2015 fév. 12

Fin de session

Me voilà renvoyée à mes occupations habituelles. J'ai finalement siégé au jury de deux affaires de la session d'Assises qui m'a retenue ces dernières semaines: une histoire d'inceste, une autre de viol entre amis. Outre l'horreur des situations décrites et l'abîme dans lequel ont sombré les victimes et les accusés - qui tous deux ont avoué à l'occasion de ces audiences, c'est l'échec des institutions sociales et judiciaires qui s'impose. Dans un cas, tout un entourage familial, amical et professionnel est resté pendant plusieurs années insensible aux signaux qui auraient pu alerter sur la violence faite à des enfants, la séparation des parents pouvant expliquer le comportement erratique des filles violées. Dans l'autre, un enfant déraciné devenu au fil des ans un petit délinquant multi-récidiviste, n'a pu trouver de réponse psycho-sociale adaptée aux séquelles qu'il porte de situations de violence vécues avant d'arriver en France ; jusqu'au point où, très jeune adulte, sa rage se retourne contre la seule personne qui l'a accompagné pendant des années.

Ces cas sont des symptômes de la violence que véhicule notre société. La croire - cette violence - caractéristique des zones de fracture comme l'Afghanistan est un leurre. Elle est issue de notre monde de compétition qui concentre les ressources entre les mains d'un petit nombre de puissants prédateurs, lesquels font croire au plus grand nombre que s'ils n'arrivent pas au sommet c'est parce que les plus vulnérables volent leur part du gâteau.

C'est seulement le traitement social de cette violence qui est différent.

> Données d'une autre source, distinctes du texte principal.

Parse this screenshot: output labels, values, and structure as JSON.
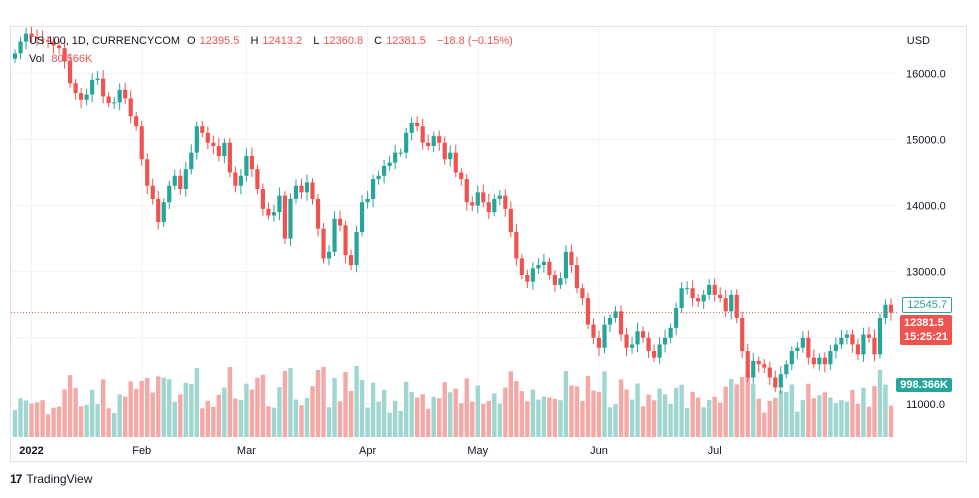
{
  "header": {
    "symbol": "US 100, 1D, CURRENCYCOM",
    "open_label": "O",
    "open": "12395.5",
    "high_label": "H",
    "high": "12413.2",
    "low_label": "L",
    "low": "12360.8",
    "close_label": "C",
    "close": "12381.5",
    "change": "−18.8 (−0.15%)",
    "vol_label": "Vol",
    "vol": "80.566K",
    "currency": "USD"
  },
  "price_tags": {
    "last_label": "12545.7",
    "current": "12381.5",
    "countdown": "15:25:21",
    "volume": "998.366K"
  },
  "footer": {
    "brand": "TradingView",
    "logo_glyph": "17"
  },
  "colors": {
    "up": "#26a69a",
    "down": "#ef5350",
    "up_vol": "#9fd6cf",
    "down_vol": "#f5a9a7",
    "grid": "#f0f3fa"
  },
  "chart_data": {
    "type": "candlestick",
    "ylim": [
      10500,
      16700
    ],
    "y_ticks": [
      11000,
      12000,
      13000,
      14000,
      15000,
      16000
    ],
    "y_tick_labels": [
      "11000.0",
      "12000.0",
      "13000.0",
      "14000.0",
      "15000.0",
      "16000.0"
    ],
    "x_labels": [
      {
        "label": "2022",
        "index": 3
      },
      {
        "label": "Feb",
        "index": 23
      },
      {
        "label": "Mar",
        "index": 42
      },
      {
        "label": "Apr",
        "index": 64
      },
      {
        "label": "May",
        "index": 84
      },
      {
        "label": "Jun",
        "index": 106
      },
      {
        "label": "Jul",
        "index": 127
      }
    ],
    "close": [
      16300,
      16480,
      16600,
      16550,
      16520,
      16500,
      16480,
      16420,
      16380,
      16180,
      15850,
      15700,
      15600,
      15680,
      15900,
      15920,
      15650,
      15550,
      15560,
      15750,
      15620,
      15350,
      15200,
      14700,
      14300,
      14100,
      13750,
      14050,
      14300,
      14450,
      14250,
      14550,
      14800,
      15200,
      15100,
      14950,
      14900,
      14750,
      14950,
      14500,
      14300,
      14450,
      14750,
      14550,
      14250,
      13950,
      13850,
      13900,
      14150,
      13500,
      14100,
      14300,
      14200,
      14350,
      14100,
      13650,
      13200,
      13300,
      13800,
      13700,
      13250,
      13100,
      13600,
      14050,
      14100,
      14400,
      14450,
      14600,
      14650,
      14800,
      14800,
      15100,
      15250,
      15200,
      14950,
      14900,
      15050,
      14950,
      14700,
      14800,
      14500,
      14400,
      14050,
      14000,
      14200,
      14050,
      13900,
      14100,
      14150,
      13950,
      13600,
      13200,
      12950,
      12850,
      13050,
      13100,
      13150,
      12950,
      12800,
      12900,
      13300,
      13100,
      12750,
      12600,
      12200,
      12000,
      11850,
      12200,
      12300,
      12400,
      12050,
      11850,
      11900,
      12100,
      12000,
      11800,
      11700,
      11900,
      12000,
      12150,
      12450,
      12750,
      12750,
      12600,
      12550,
      12650,
      12800,
      12650,
      12600,
      12400,
      12650,
      12300,
      11800,
      11400,
      11650,
      11600,
      11550,
      11400,
      11250,
      11450,
      11600,
      11800,
      11850,
      12000,
      11700,
      11600,
      11700,
      11600,
      11800,
      11900,
      12000,
      12050,
      11900,
      11750,
      12050,
      12000,
      11750,
      12300,
      12500,
      12381.5
    ],
    "volume_scale": 1500
  }
}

En Afghanistan, les règlements traditionnels tentent de trouver une solution collective aux conflits : les familles prennent la responsabilité des égarements des leurs, et s'engagent en bloc dans une démarche de réhabilitation du coupable, de réparation de la victime et de réconciliation de la communauté, parce que seul l'honneur du groupe permet de survivre dans la violence. En France, une transgression des règles doit trouver un coupable, lequel doit être puni. Et le plus souvent, la condamnation est accompagnée d'un rejet de l'environnement. Seules les mères anéanties rendent visite par la suite aux détenus enterrés vivants; pères, frères ou sœurs, amis, collègues ne prennent souvent même pas la peine de venir témoigner aux procès.

Ces condamnés sont des boucs émissaires.